Wednesday, July 28, 2010

A Great Steak Sauce

It’s been a little while since I’ve posted. I really just needed a little break. I am still writing and there are more posts on the way. In the meantime, here’s another recipe. If you get the flavour balance right on this steak sauce, you will never buy A1, HP or any other similar steak sauce again. This was an effort to duplicate the sort of flavours found in these sauces but make it better. It is also another good use for the tamarind from the last recipe I posted.

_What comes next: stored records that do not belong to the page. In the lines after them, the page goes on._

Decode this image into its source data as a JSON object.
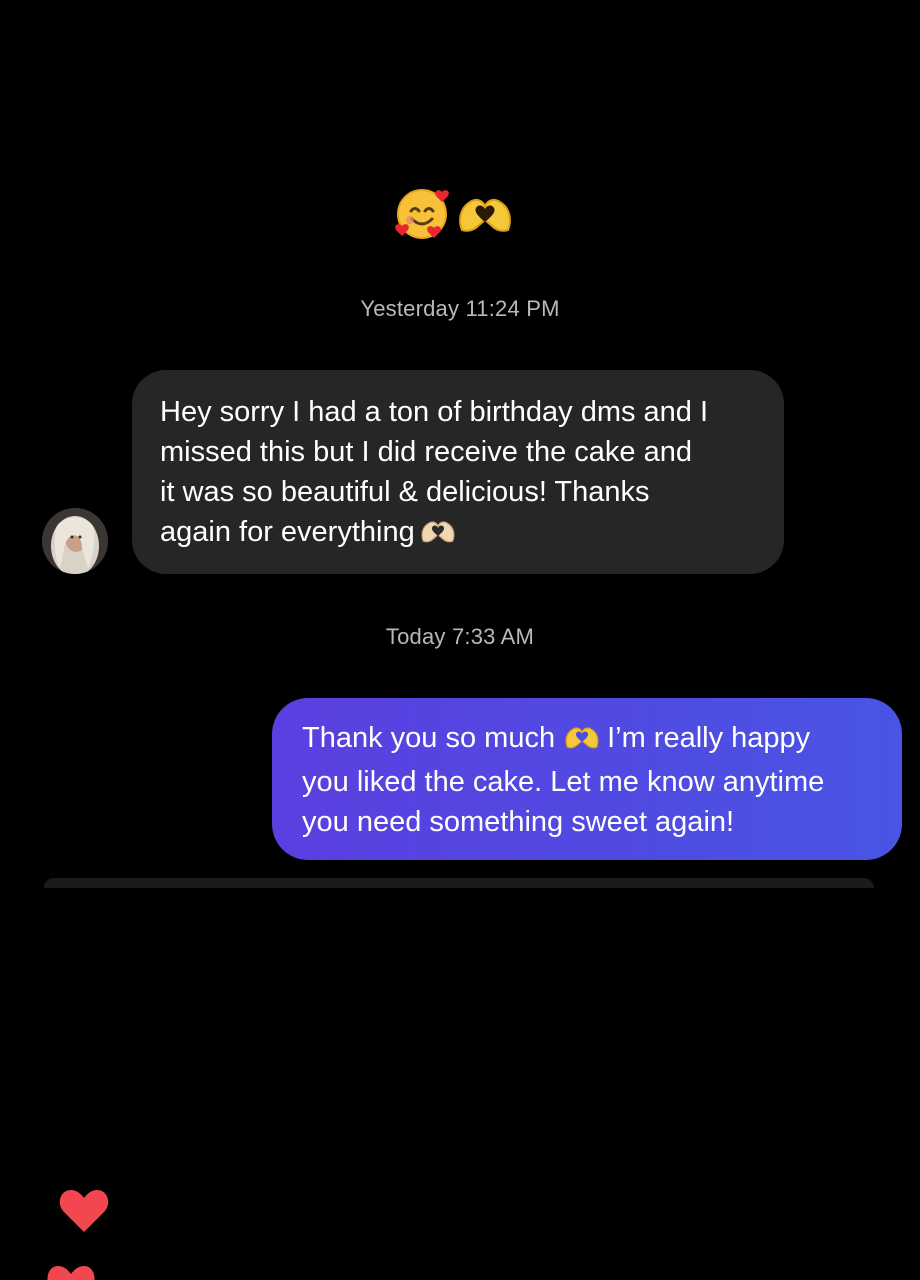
{
  "reactions": {
    "icons": [
      "smiling-face-with-hearts-icon",
      "heart-hands-icon"
    ]
  },
  "conversation": {
    "timestamps": {
      "first": "Yesterday 11:24 PM",
      "second": "Today 7:33 AM"
    },
    "incoming": {
      "lines": [
        "Hey sorry I had a ton of birthday dms and I",
        "missed this but I did receive the cake and",
        "it was so beautiful & delicious! Thanks",
        "again for everything"
      ],
      "trailing_icon": "heart-hands-icon"
    },
    "outgoing": {
      "line1_before_icon": "Thank you so much",
      "line1_after_icon": "I’m really happy",
      "line2": "you liked the cake. Let me know anytime",
      "line3": "you need something sweet again!",
      "inline_icon": "heart-hands-icon"
    }
  },
  "floating_reactions": {
    "icon": "heart-icon",
    "color": "#f2474f"
  },
  "colors": {
    "background": "#000000",
    "incoming_bubble": "#262626",
    "outgoing_bubble_start": "#5b3fe0",
    "outgoing_bubble_end": "#4a55e4",
    "timestamp_text": "#b9b9b9"
  }
}
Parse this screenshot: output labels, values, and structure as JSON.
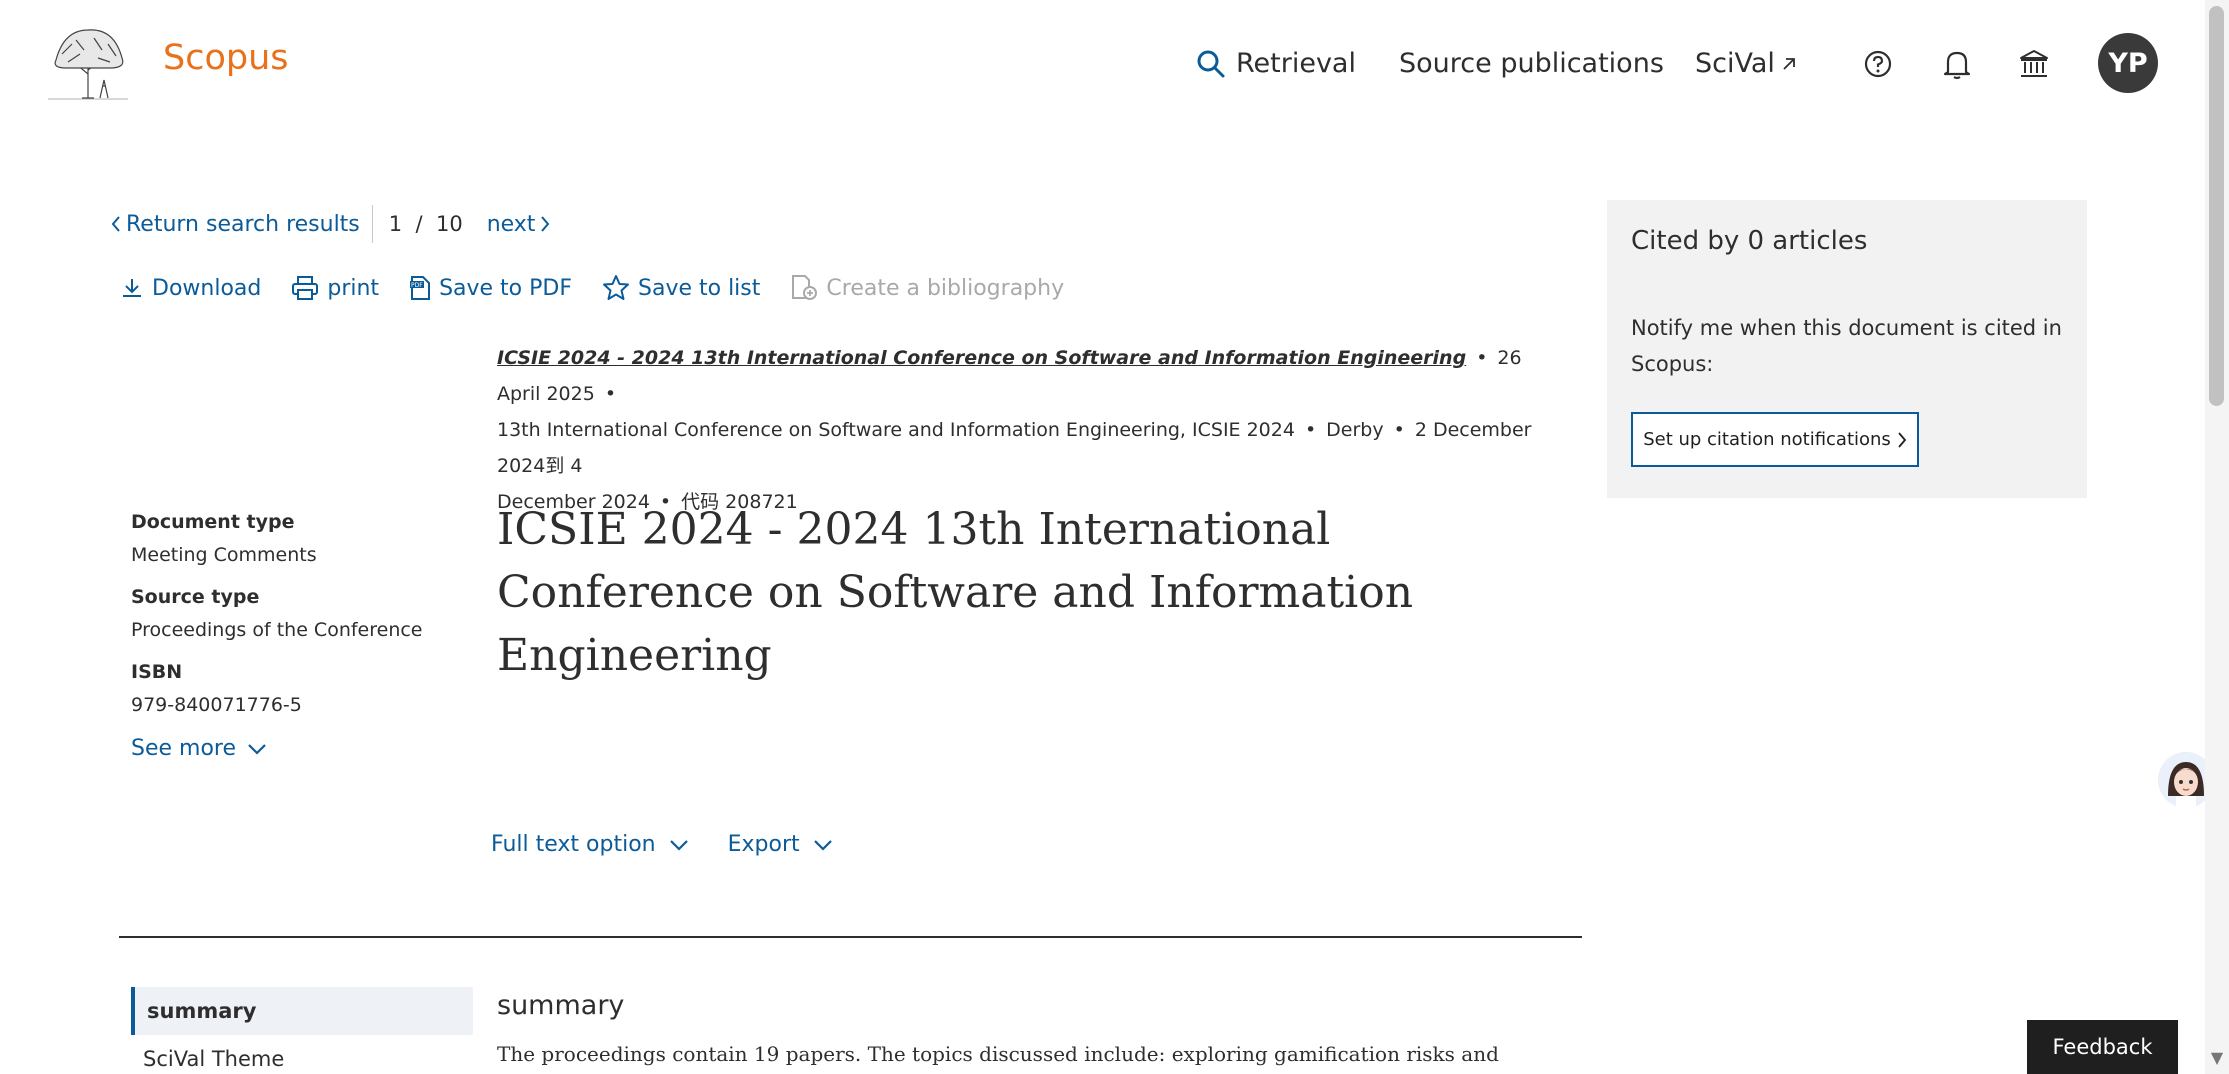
{
  "header": {
    "brand": "Scopus",
    "nav": {
      "retrieval": "Retrieval",
      "sources": "Source publications",
      "scival": "SciVal"
    },
    "avatar_initials": "YP"
  },
  "result_nav": {
    "return_label": "Return search results",
    "current": "1",
    "separator": "/",
    "total": "10",
    "next_label": "next"
  },
  "toolbar": {
    "download": "Download",
    "print": "print",
    "save_pdf": "Save to PDF",
    "save_list": "Save to list",
    "bibliography": "Create a bibliography"
  },
  "source": {
    "title": "ICSIE 2024 - 2024 13th International Conference on Software and Information Engineering",
    "date": "26 April 2025",
    "conference": "13th International Conference on Software and Information Engineering, ICSIE 2024",
    "location": "Derby",
    "dates_a": "2 December 2024到 4",
    "dates_b": "December 2024",
    "code": "代码 208721"
  },
  "metadata": {
    "doc_type_label": "Document type",
    "doc_type_value": "Meeting Comments",
    "source_type_label": "Source type",
    "source_type_value": "Proceedings of the Conference",
    "isbn_label": "ISBN",
    "isbn_value": "979-840071776-5",
    "see_more": "See more"
  },
  "document": {
    "title": "ICSIE 2024 - 2024 13th International Conference on Software and Information Engineering"
  },
  "options": {
    "full_text": "Full text option",
    "export": "Export"
  },
  "sections": {
    "active": "summary",
    "scival": "SciVal Theme"
  },
  "summary": {
    "heading": "summary",
    "text": "The proceedings contain 19 papers. The topics discussed include: exploring gamification risks and"
  },
  "citations": {
    "title": "Cited by 0 articles",
    "notify": "Notify me when this document is cited in Scopus:",
    "button": "Set up citation notifications"
  },
  "feedback": "Feedback",
  "colors": {
    "brand": "#e9711c",
    "link": "#0c5b99",
    "panel": "#f2f2f2"
  }
}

2-3 small sweet or regular onions (1 really large one should be enough)
1 tblsp olive oil
½ cup red wine
1 cup ketchup
1/3 cup molasses
2 ½ tblsp worcestershire sauce
1 tsp thai fish sauce
1 tblsp tamarind paste
1 tsp beef stock concentrate (see note)
3 tblsp soy sauce
½ cup water
½ tsp each:
pepper
cinnamon
allspice
nutmeg

Method:
cut onions into very fine dice (if you do not have very good knife skills, you could certainly use a food processor) and sweat them in olive oil. When onions are soft, add wine and bring to boil. Add all other ingredients except spices and stir well to be sure pastes are dissolved and simmer for 20-30 minutes, until sauce is a little thicker than ketchup. Add spices and cook for another 5 minutes and let cool. Serve over any kind of steak.




Notes:

The ingredient you use for meat flavour can be difficult to choose. Right now I am using a paste-like concentrate made from natural ingredients. Other options are stock, or demi-glace, homemade or commercial. If you are using stock you will need at least a half cup and will need to cook the sauce longer to reach the correct consistency. If you use commercial product, be careful of the sodium level of the product and read the label - you want to avoid preservatives and any ingredient that you do not recognize. Please do not use bouillon cubes - you are basically putting an artificially flavoured salt lick into your food. To succeed with this recipe, the most important thing is to taste as you go and be sure that there is a balance of taste. It should taste sweet, sour and savoury.